Once Upon a Time echoes a fairy tale in its title, and that’s what it is. For all that Leone attempts to throw in plotlines around progress, the influence of big money and the new order leaving gunmen behind, really everything it knows about America is taken from movies. Leone litters the film with visual quotes from High Noon, Shane and dozens of others, most especially Ford (he even insisted in transplanting some of the scenes to be shot at Monument Valley, which led to merry hell trying to get the other Spanish-shot locations to visually match). The entire film unfolds like a dream. At about the half way mark in particular – this might be due to cuts to be fair – the narrative suddenly becomes almost deliberately unconnected, key events seemingly skipped over and sudden character reversals taking place. There is a rumbling sense of everything in the film being artificial and the characters themselves being manipulated by something larger than them (like a film director!).

This is further heightened by “Harmonica” himself.
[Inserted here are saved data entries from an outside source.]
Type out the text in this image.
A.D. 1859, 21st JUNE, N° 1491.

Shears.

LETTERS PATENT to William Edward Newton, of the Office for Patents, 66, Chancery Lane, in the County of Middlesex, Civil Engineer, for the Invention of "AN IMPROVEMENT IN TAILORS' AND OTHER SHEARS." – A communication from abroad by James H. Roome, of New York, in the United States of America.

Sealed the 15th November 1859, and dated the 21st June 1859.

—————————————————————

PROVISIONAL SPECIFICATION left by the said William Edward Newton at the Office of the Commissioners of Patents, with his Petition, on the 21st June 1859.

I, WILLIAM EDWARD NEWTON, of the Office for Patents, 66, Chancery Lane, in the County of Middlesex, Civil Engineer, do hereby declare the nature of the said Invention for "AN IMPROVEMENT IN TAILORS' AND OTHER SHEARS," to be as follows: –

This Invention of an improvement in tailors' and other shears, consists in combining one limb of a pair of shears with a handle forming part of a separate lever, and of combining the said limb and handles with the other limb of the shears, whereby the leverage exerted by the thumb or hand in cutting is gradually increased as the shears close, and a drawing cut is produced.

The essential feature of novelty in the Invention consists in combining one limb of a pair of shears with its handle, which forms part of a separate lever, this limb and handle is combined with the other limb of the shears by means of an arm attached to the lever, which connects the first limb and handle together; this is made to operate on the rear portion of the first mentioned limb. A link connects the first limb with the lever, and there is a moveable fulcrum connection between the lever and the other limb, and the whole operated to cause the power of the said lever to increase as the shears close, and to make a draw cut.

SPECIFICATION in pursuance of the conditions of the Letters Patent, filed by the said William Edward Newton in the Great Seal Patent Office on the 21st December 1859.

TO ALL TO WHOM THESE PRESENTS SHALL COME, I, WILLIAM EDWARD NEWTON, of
Played with an empty blankness by Charles Bronson – the camera zooms into his expressionlessly craggy face endlessly as if searching for meaning – “Harmonica” is an almost mystical presence. He’s always in the right place at the right time, seems to be the only person in the film who knows what’s going on and Leone even shoots him regularly sliding into frame, as if the camera has stumbled upon him at the least expected times. Perhaps Bronson’s lack of real character helped make him perfect for this near-mystical presence. It also fits in with the shamanic feeling of a film where frequently not much happens at great length, but the inconsequential moments of events are filmed with a pregnant importance.
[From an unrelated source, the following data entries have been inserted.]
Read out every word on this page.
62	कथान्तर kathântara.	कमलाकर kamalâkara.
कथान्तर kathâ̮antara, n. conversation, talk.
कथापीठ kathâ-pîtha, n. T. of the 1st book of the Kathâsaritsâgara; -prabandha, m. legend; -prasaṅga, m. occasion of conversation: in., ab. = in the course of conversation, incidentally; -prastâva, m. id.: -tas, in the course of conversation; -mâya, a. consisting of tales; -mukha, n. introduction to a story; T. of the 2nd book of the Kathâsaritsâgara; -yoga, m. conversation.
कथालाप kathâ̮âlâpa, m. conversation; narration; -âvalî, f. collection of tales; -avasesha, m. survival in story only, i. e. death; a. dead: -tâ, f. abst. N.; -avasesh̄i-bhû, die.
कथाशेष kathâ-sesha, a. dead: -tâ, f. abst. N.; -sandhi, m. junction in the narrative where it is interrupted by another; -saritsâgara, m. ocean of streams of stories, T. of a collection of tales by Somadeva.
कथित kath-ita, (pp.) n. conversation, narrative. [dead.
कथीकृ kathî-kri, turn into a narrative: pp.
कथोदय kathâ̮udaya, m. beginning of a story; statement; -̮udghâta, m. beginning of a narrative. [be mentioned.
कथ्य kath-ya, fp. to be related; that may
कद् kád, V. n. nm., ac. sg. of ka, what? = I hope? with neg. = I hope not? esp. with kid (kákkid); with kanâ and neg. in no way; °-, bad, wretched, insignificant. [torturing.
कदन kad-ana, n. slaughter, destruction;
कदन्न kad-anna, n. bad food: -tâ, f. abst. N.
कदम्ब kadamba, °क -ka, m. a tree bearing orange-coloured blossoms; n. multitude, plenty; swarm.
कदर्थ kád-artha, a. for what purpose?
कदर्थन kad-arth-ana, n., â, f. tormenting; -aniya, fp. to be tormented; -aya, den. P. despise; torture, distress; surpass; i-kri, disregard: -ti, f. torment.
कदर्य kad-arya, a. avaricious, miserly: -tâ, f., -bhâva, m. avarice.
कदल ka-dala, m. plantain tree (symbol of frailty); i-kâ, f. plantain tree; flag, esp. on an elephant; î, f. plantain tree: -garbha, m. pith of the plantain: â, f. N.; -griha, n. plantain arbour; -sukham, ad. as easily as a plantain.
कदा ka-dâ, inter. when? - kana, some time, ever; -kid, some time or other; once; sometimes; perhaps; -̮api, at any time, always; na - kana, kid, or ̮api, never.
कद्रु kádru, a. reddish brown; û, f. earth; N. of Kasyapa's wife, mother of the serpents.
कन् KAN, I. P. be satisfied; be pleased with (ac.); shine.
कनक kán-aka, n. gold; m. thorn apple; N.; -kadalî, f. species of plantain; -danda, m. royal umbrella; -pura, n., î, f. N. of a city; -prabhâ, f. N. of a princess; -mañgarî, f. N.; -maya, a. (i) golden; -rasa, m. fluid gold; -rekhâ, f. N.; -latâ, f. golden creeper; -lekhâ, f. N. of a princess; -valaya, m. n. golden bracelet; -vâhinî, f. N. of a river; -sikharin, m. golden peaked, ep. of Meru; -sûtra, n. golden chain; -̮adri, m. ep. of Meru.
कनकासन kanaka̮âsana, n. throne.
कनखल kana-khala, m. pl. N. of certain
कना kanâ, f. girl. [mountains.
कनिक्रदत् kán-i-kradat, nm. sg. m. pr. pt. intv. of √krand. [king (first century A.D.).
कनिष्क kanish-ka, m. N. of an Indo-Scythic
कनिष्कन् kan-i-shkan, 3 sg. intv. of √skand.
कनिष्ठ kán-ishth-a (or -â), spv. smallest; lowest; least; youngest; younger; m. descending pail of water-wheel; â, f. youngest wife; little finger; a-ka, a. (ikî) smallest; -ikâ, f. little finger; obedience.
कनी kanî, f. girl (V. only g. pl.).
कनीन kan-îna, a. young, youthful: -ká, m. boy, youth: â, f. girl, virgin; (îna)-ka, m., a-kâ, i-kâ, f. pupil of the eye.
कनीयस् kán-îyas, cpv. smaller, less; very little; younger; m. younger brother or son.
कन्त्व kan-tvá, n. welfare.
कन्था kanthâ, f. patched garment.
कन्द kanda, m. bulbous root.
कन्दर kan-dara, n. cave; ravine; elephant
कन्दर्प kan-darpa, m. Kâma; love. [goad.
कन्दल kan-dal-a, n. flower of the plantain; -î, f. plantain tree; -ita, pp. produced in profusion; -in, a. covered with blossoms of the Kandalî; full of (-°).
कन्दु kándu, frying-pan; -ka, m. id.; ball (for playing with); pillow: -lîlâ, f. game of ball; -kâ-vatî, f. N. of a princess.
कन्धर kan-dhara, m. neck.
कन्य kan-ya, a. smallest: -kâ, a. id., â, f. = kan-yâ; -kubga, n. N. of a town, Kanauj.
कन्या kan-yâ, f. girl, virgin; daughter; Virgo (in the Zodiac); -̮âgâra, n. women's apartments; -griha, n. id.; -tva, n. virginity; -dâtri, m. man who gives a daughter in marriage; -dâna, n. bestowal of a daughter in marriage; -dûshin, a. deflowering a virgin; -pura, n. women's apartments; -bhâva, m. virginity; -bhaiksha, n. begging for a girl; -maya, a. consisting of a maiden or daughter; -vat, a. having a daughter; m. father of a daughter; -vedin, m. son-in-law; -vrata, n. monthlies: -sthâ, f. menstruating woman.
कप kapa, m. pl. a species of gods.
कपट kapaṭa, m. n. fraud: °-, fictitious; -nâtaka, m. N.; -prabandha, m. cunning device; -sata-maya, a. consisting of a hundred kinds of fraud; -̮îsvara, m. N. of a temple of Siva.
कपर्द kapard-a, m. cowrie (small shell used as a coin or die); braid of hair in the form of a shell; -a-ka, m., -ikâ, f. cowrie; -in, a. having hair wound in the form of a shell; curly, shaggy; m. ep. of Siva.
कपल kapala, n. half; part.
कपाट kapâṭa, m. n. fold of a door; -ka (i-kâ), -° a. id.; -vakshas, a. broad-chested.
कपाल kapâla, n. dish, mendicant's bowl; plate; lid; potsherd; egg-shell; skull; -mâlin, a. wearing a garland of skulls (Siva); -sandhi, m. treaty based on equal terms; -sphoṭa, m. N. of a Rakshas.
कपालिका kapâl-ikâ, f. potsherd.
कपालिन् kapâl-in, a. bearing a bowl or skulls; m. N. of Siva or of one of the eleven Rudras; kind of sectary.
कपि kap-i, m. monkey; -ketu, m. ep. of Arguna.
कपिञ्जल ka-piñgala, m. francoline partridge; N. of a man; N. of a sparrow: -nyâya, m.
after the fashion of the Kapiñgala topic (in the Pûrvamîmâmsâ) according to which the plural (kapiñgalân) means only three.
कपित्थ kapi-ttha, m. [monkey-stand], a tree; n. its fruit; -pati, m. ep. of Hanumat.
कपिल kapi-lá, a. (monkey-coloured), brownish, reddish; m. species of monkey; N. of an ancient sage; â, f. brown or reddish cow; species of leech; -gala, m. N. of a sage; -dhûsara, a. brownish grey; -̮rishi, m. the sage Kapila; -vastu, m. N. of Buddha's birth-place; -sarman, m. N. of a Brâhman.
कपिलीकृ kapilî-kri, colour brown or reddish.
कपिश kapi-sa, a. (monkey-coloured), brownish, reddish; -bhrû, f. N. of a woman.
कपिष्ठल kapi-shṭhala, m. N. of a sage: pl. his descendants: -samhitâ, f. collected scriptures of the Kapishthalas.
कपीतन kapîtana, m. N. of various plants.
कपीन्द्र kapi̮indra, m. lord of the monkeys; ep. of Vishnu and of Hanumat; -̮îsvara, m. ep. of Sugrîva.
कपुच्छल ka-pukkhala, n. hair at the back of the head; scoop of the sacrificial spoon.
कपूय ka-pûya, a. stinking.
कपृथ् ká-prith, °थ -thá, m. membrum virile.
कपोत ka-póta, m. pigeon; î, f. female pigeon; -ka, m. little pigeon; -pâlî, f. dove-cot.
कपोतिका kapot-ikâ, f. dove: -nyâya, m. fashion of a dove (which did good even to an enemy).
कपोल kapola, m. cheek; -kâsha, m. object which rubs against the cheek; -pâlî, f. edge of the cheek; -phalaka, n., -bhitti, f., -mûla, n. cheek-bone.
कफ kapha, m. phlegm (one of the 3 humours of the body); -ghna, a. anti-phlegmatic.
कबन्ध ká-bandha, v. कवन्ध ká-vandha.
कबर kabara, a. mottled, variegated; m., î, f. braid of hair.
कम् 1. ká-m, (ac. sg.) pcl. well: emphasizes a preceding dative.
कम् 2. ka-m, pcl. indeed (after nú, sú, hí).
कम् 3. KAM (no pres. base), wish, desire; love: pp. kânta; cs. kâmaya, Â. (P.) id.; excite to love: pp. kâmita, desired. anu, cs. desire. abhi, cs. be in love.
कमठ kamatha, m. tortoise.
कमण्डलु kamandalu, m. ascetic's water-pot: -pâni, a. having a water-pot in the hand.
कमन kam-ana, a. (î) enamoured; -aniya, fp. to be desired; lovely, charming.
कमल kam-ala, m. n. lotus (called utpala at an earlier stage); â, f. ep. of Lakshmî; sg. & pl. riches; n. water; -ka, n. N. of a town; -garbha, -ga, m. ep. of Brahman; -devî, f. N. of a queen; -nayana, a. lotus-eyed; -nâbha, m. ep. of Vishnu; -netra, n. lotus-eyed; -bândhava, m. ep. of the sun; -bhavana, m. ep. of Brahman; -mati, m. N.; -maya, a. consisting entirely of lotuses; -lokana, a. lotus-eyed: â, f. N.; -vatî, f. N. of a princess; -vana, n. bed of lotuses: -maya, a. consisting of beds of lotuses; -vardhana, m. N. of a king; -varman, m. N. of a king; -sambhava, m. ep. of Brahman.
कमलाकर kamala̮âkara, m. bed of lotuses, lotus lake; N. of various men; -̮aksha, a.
Compared to him the other principles are painted in earthy tones. Robards makes his bandit – who switches allegiances and escapes from undefined imprisonment several times in the movie – a jovial, grimy figure with a rogueish temperament. Claudia Cardinale – in what passes for a strong female character at the time – is a whore with a heart of gold who may, or may not be willing to do anything to ensure her own survival (the film is unclear). Is she a ruthless woman using sex as a weapon? Or is she the sort of radiant Earth-mother that the new West needs? Or is she a bit of both? The film isn’t really sure.

What it is sure about is that Fonda’s Frank is the meanest of the mean. Looking lean and tough, Fonda revels in the chance to play a villain – and not just any villain, this grinning sadist is so mean the first thing he does is gun down a child on screen. Leone loved Fonda – and above all he wanted those “baby blue” eyes to be the thing the viewers see as unspeakable deeds take place, expecting the cry of “Jesus Christ, that’s Henry Fonda!” Frank is a bully and tirelessly ambitious, and if we never get a real sense of what motivates him, it’s balanced by Fonda’s charismatic viciousness in the role.

It’s a pointer though to the fact that this is not a film about the West – as always the strange mixture of accents, faces and locations never makes the film feel for one moment like a real slice of America – but rather a film that is aiming to reflect the romance of movies. It’s a piece of Americana, that is really a love letter to other films. Perhaps it’s one of the first post-modern films ever made? But really your appreciation of the film can only really be complete if you have seen a lot of Westerns. Then it’s fairy tale like logic, and Leone’s operatic style and languid pace suddenly make sense. It’s not a film deep in meaning, other than perhaps our own love for cinema and the story it tells.